Hoy se cumplen mil días desde que el líder opositor Leopoldo López se entregó a las autoridades judiciales venezolanas. A partir de ese momento, sufrió una emboscada kafkiana: fue sometido a un proceso penal plagado de vicios y evidentes motivaciones políticas, y luego fue condenado a casi 14 años de prisión.
Todo ello, sobre la base de acusaciones fabricadas. Como si eso fuera poco, López y su familia están sufriendo una infinidad de humillaciones e increíbles abusos. Maduro parece obsesionado no solo con aislar a López de sus compatriotas y del mundo exterior, sino también con quebrarlo.
En la prisión militar de Ramo Verde, López se encuentra encarcelado en un edificio independiente del resto de los reclusos. Cuando lo autorizan a dejar su celda, puede salir a un patio exterior donde no tiene contacto con nadie; está solo. En las raras ocasiones en que le permiten jugar básquetbol, lo hace con guardias, con quienes no se le permite hablar. Durante los primeros meses de su detención, a López se le permitía hablar con un cura, pero ya desde el 2015 no puede hacerlo. A veces le autorizan asistir a misa, pero no puede hablar con los demás reclusos presentes.
Todo lo que López lee y ve es controlado por sus guardias. De forma arbitraria, los guardias le han prohibido leer libros de poesía e historia, cualquier material en inglés y publicaciones que van desde “The Economist” hasta una revista sobre deporte. Le permiten mirar televisión unas pocas horas por día en una celda contigua a la suya. El aparato solamente ofrece canales con contenidos progobierno o películas seleccionadas por los guardias.
Los abogados de López tienen absolutamente prohibido entrar a la prisión con documentos jurídicos. Hace meses que a López se le ha prohibido también tener lápiz y papel en su celda, lo cual significa que no puede escribir sobre sus ideas o sentimientos, ni sobre argumentos que le puedan servir en su defensa.
A López no se le permite llamar por teléfono a su familia desde hace tres semanas. Cuando podía hacerlo, los guardias invariablemente le cortaban la llamada si consideraban que estaba hablando de “política”.
En varias ocasiones, hombres encapuchados ingresaron violentamente en la celda de López. En una de ellas, le confiscaron su Biblia por la fuerza. En otra, le arrebataron dibujos realizados por sus dos hijos. Cuando los abogados de López presentaron recursos judiciales a raíz de estos abusos –o, por ejemplo, después de que le lanzaran excremento al interior de su celda por la ventana–, los tribunales los desecharon automáticamente.

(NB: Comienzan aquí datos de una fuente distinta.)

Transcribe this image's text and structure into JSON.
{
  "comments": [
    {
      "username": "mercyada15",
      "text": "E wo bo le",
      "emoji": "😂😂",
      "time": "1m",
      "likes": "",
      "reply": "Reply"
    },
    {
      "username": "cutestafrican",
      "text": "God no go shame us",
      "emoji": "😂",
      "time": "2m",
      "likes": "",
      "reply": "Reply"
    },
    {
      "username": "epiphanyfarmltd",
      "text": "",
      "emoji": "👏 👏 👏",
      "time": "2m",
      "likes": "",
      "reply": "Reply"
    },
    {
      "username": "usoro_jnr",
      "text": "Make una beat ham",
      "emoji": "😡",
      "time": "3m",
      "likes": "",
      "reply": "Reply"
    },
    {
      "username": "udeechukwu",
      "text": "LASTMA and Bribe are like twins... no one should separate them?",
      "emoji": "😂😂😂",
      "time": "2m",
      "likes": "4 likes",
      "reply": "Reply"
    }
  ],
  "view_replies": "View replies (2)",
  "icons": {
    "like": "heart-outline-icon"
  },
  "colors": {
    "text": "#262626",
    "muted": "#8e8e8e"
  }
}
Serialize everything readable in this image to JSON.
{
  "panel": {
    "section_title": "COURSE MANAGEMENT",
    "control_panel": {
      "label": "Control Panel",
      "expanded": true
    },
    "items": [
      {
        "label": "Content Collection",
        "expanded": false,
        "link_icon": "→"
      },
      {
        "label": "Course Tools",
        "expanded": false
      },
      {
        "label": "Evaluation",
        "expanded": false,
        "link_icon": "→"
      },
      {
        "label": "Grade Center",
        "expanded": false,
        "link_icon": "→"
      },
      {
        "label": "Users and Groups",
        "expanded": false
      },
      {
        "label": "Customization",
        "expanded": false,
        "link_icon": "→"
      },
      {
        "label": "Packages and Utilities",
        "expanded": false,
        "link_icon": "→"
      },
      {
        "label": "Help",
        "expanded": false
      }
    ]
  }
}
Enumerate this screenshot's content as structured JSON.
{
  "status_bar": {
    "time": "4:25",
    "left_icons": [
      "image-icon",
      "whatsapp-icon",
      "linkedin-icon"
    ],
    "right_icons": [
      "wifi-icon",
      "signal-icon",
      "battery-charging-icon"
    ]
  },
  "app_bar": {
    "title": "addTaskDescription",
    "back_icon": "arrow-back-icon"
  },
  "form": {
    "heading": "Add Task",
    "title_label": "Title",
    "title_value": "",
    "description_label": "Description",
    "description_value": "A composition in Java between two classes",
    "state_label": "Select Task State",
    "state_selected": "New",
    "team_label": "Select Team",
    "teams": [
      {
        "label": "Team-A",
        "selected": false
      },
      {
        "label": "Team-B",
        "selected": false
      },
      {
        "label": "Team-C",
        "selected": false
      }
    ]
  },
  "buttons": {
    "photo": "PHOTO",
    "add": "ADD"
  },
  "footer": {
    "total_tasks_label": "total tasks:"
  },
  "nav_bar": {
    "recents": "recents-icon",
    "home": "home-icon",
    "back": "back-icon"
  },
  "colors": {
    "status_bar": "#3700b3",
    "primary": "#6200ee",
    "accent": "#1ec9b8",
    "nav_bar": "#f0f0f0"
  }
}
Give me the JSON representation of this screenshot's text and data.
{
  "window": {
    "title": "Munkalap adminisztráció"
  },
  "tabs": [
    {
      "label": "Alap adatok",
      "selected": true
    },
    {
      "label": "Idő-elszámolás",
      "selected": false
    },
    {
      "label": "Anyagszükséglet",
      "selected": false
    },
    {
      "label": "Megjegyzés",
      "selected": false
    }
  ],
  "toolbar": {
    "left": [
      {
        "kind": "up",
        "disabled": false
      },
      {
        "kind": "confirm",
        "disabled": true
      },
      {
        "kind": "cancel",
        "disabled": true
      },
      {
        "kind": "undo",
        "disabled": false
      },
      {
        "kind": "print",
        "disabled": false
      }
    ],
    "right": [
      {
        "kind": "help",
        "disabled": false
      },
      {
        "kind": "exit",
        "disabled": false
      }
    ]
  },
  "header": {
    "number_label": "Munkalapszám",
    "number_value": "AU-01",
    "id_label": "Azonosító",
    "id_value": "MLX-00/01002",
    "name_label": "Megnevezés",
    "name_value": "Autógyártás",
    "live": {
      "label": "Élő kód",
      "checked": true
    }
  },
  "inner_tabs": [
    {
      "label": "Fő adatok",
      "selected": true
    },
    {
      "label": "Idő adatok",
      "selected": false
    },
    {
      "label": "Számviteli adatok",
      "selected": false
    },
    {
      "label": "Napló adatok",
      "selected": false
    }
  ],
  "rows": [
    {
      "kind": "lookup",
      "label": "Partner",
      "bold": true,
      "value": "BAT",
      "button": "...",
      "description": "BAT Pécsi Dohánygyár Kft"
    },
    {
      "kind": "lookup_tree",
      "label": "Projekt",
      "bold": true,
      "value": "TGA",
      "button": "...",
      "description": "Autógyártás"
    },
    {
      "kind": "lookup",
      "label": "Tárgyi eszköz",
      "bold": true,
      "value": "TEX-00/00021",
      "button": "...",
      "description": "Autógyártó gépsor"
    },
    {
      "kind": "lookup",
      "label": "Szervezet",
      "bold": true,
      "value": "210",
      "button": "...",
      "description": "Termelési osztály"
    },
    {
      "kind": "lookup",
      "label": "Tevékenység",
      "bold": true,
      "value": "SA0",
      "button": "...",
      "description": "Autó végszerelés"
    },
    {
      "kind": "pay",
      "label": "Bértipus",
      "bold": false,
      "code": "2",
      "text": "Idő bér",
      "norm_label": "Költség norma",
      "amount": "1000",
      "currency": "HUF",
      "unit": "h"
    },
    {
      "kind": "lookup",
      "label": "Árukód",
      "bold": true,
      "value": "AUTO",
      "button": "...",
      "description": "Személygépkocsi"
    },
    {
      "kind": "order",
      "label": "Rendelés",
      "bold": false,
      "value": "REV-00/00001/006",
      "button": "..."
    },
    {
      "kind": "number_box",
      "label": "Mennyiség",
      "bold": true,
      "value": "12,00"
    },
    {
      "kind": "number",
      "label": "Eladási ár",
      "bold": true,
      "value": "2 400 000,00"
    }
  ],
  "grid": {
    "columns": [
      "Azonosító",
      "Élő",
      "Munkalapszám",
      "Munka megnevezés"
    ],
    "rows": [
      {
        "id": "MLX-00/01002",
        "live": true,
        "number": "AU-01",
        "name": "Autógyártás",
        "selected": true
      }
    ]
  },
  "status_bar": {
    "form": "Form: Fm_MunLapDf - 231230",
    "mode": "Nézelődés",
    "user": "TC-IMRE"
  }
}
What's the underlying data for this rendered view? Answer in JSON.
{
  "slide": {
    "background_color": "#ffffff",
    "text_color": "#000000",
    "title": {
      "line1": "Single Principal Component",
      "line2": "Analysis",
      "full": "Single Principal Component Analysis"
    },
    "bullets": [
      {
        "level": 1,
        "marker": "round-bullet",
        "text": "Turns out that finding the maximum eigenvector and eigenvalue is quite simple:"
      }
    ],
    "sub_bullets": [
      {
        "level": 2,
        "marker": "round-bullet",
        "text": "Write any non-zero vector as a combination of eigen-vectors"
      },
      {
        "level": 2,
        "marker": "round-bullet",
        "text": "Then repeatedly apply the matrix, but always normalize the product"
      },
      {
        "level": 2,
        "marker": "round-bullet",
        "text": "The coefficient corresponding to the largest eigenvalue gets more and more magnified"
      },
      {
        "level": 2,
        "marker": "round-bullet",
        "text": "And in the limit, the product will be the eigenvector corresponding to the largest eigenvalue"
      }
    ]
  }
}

Con frecuencia, las autoridades carcelarias prohíben las visitas a las que tienen derecho su familia y sus abogados. Recientemente, le prohibieron las visitas durante varios días, luego de que él cuestionara el diálogo promovido por el Vaticano entre el gobierno y la oposición. Cuando las autoridades permiten que su familia y sus abogados lo visiten, los guardias obligan a la esposa, la madre y la hermana de López, así como a sus abogados defensores, a desnudarse antes y después de ver a López. En una oportunidad, la madre de López debió desnudarse frente a sus nietos, los hijos de López.
La detención de López es un ejemplo flagrante de lo que un régimen despótico puede hacer con una persona cuando no le rinde cuentas a nadie. Quienes dicen estar preocupados por la situación de los derechos humanos en Venezuela deberían demostrarlo presionando a Maduro por el caso de López. La retórica ya no es suficiente. ¿Qué más necesitan los líderes democráticos de la región para entender que con su inacción traicionan sus obligaciones jurídicas colectivas de defender los derechos humanos?
Sin una fuerte y vigorosa presión internacional, López continuará siendo un rehén de Maduro.